The approach is designed to support like-for-like benchmarking of detection rates and provide explainable evidence trails grounded in reconstructed order book behaviour.
Enabling Innovation Through Data Access
The collaboration is anchored in Features Analytics’ participation in the BMLL Activate: Data Credits Program, which provides selected partners with time-limited access to BMLL’s historical order book data and research environment during product development, alongside a defined path to commercial deployment.

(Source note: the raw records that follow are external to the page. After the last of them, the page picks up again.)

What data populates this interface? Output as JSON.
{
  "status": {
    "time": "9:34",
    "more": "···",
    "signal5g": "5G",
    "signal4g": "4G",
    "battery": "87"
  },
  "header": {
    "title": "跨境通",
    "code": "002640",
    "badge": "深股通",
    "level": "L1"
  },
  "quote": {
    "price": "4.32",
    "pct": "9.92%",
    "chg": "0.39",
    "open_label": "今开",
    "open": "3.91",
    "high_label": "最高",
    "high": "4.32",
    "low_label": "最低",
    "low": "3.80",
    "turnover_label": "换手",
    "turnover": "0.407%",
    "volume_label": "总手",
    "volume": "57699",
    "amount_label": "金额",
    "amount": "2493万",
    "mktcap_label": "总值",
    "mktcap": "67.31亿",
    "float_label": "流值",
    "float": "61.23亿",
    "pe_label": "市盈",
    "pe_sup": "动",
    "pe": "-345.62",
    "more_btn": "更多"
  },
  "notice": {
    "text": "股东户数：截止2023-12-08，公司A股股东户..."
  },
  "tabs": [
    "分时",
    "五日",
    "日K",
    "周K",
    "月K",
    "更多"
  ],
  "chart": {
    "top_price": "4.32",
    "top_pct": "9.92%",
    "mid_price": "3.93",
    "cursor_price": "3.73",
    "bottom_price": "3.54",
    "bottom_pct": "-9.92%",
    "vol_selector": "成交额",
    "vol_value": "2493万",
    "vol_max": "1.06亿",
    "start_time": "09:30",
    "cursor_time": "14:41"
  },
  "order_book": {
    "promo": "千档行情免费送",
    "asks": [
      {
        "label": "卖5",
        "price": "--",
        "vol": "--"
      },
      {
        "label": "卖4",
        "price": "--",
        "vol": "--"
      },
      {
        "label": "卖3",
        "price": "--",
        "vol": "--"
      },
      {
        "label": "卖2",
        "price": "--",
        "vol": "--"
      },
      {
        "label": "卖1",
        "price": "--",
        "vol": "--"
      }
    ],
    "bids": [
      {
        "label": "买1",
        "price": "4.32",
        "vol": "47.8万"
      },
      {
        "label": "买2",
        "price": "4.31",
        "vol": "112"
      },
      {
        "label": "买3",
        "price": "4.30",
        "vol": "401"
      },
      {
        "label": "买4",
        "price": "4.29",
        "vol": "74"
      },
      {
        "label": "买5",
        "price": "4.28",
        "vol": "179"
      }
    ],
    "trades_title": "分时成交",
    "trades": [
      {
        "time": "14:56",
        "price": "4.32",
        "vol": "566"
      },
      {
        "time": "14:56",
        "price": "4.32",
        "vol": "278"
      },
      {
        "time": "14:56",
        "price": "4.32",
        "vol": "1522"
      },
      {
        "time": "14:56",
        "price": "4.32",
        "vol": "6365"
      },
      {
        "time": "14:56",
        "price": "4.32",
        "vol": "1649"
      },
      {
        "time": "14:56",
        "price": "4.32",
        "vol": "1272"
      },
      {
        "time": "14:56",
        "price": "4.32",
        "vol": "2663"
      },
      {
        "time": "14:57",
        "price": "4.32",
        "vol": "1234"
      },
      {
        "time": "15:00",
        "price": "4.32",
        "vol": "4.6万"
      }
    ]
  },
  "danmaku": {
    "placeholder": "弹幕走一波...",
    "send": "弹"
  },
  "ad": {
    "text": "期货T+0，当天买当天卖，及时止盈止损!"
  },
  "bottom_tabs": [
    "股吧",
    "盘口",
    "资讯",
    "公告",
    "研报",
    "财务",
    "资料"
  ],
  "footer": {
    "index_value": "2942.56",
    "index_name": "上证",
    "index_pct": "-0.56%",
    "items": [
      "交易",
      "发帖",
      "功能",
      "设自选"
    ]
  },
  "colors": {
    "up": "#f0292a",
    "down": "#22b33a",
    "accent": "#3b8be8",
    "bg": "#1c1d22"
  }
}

The structure of the programme reflects a broader strategy by BMLL to encourage application-layer innovation on top of its data infrastructure. Historically associated with market quality analysis, back-testing and pre- and post-trade analytics, BMLL is increasingly extending its use cases into market integrity and surveillance benchmarking.
“The Data Credits Programme enables us to partner with firms like Features Analytics and provide global, full-depth data access during development – access that might otherwise be prohibitively expensive,” says Humphrey. “Two years ago, we would not have been in a position to support this. Our expanded global coverage and our position following the Nordic Capital acquisition now allow us to back innovation in this way. Historically, commercial barriers have constrained this kind of development. By removing them and enabling differentiated products to reach the market, we create value for our partners, for BMLL and for the wider industry.”
From a broader market structure perspective, the initiative aligns with increasing regulatory scrutiny of surveillance controls, growing emphasis on explainability, and pressure on firms to reduce operational costs. Should benchmarking frameworks gain traction, surveillance may evolve from a predominantly calibration-driven function to one assessed through measurable performance indicators grounded in granular market data.
While the companies have not disclosed initial client deployments or performance metrics, the positioning of surveillance benchmarking as an independent measurement layer suggests potential relevance across banks, brokers, exchanges and regulatory bodies seeking greater transparency into the effectiveness of their surveillance stacks.